La collection est composée de trois grandes collections décrites ci-dessous, datant des XVIIe, XVIIIe et XIXe siècles, en plus des pièces individuelles acquises par les voyageurs britanniques en Inde et les employés de la Compagnie des Indes orientales. J’en dirai plus sur ces collections individuelles dans mes prochains articles.

Thomas Hyde (1636–1703)

Notre plus ancienne collection, et la première à avoir atteint l’Ouest, a été acquise pour le polymathe du XVIIe siècle, Thomas Hyde. Hyde a été professeur laudien d’arabe à l’université d’Oxford en 1691 et professeur regius d’hébreu en 1697. Il a également été secrétaire royal et traducteur de langues orientales pour trois monarques successifs : Charles II, Jacques II et Guillaume III. Bien qu’il n’ait jamais voyagé en Orient lui-même, il a constitué un réseau de voyageurs et de fonctionnaires de la Compagnie des Indes orientales à qui il a demandé d’acheter, en son nom, des livres et des manuscrits. Plusieurs d’entre eux étaient des aumôniers que Hyde avait personnellement recommandés au Levant et aux compagnies commerciales des Indes orientales. Après sa mort en 1703, une partie de sa collection fut achetée par la reine Anne pour la Bibliothèque royale. Elle a ensuite été donnée au British Museum par le roi George III en 1757.
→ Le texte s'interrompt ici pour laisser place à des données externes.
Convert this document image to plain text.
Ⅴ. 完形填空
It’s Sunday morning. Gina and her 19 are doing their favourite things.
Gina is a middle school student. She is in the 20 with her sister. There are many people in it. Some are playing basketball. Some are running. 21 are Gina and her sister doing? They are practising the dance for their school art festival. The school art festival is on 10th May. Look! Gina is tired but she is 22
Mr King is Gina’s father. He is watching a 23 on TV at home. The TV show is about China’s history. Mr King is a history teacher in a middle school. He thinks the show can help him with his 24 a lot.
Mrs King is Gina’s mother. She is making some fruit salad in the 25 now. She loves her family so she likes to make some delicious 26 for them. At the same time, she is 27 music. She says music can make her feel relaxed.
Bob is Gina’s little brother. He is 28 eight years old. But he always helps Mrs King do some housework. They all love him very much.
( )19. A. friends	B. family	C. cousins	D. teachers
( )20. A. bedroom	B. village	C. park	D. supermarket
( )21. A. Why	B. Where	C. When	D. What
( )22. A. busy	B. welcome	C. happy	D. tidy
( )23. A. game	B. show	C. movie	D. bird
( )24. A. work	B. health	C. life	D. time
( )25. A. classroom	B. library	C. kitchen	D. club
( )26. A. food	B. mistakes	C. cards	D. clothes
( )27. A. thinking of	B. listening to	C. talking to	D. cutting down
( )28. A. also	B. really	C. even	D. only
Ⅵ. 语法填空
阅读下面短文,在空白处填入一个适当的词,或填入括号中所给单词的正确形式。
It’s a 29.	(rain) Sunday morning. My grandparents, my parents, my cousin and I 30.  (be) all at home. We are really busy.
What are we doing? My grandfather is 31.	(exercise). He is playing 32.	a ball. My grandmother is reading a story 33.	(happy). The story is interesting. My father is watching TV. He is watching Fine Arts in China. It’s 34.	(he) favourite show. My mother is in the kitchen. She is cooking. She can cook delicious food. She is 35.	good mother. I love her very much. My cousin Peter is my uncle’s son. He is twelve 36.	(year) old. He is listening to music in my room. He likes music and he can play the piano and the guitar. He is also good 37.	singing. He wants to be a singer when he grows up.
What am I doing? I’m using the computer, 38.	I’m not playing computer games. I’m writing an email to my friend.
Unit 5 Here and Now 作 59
Une copie de la Khordah Avesta (« Petite Avesta ») qui contient des prières, des hymnes et des invocations. Ce manuscrit commence par l’Ashem vohu (qui figure également dans l’écriture sogdienne ci-dessus) et est daté du 30 Ardibihisht 1042 à l’époque de Yazdagird (1673). Il a été copié à la demande de l’agent anglais Kunvarji Nanabhai Modi, probablement sur commande pour Hyde. Hyde savait lire, bien qu’il n’avait jamais compris l’avestique, mais il a utilisé ce manuscrit particulier comme modèle pour le type spécial d’avestique qu’il avait créé pour sa célèbre Histoire de la religion persane publiée en 1700 (BL Royal Ms 16.B.vi, f. 1r). Domaine public

Samuel Guise (1751-1811)

Samuel Guise a commencé sa carrière comme chirurgien à l’établissement de Bombay de la Compagnie des Indes orientales en 1775 et, de 1788 à la fin de 1795, il a été chirurgien en chef à l’usine de la Compagnie des Indes orientales à Surat où son travail l’a mis en contact étroit avec la communauté parsie. Collectionneur passionné, il a acquis au total plus de 400 manuscrits pendant son séjour en Inde. Il a eu la chance de pouvoir acheter à sa veuve, la collection du célèbre Dastur Darab qui avait enseigné au premier traducteur de l’Avesta, Anquetil du Perron, entre 1758 et 1760 (Guise, Catalogue, 1800, p. 3-4) :

Cette collection a été réalisée à Surat, de l’année 1788 à la fin de 1795, avec beaucoup de difficultés et de dépenses. […] De cette collection, aussi riche soit-elle en ouvrages arabes et persans de qualité, la valeur principale est constituée par les nombreux mss zend et pahlavi traitant de l’ancienne religion et de l’histoire des Parsis, ou disciples du célèbre Zoroastre, dont beaucoup ont été achetés, à un prix très élevé, à la veuve de Darab, qui avait été, dans l’étude de ces langues, le précepteur de M. Anquetil du Perron ; et certains manuscrits sont tels que ce Français curieux a trouvé impossible de se procurer.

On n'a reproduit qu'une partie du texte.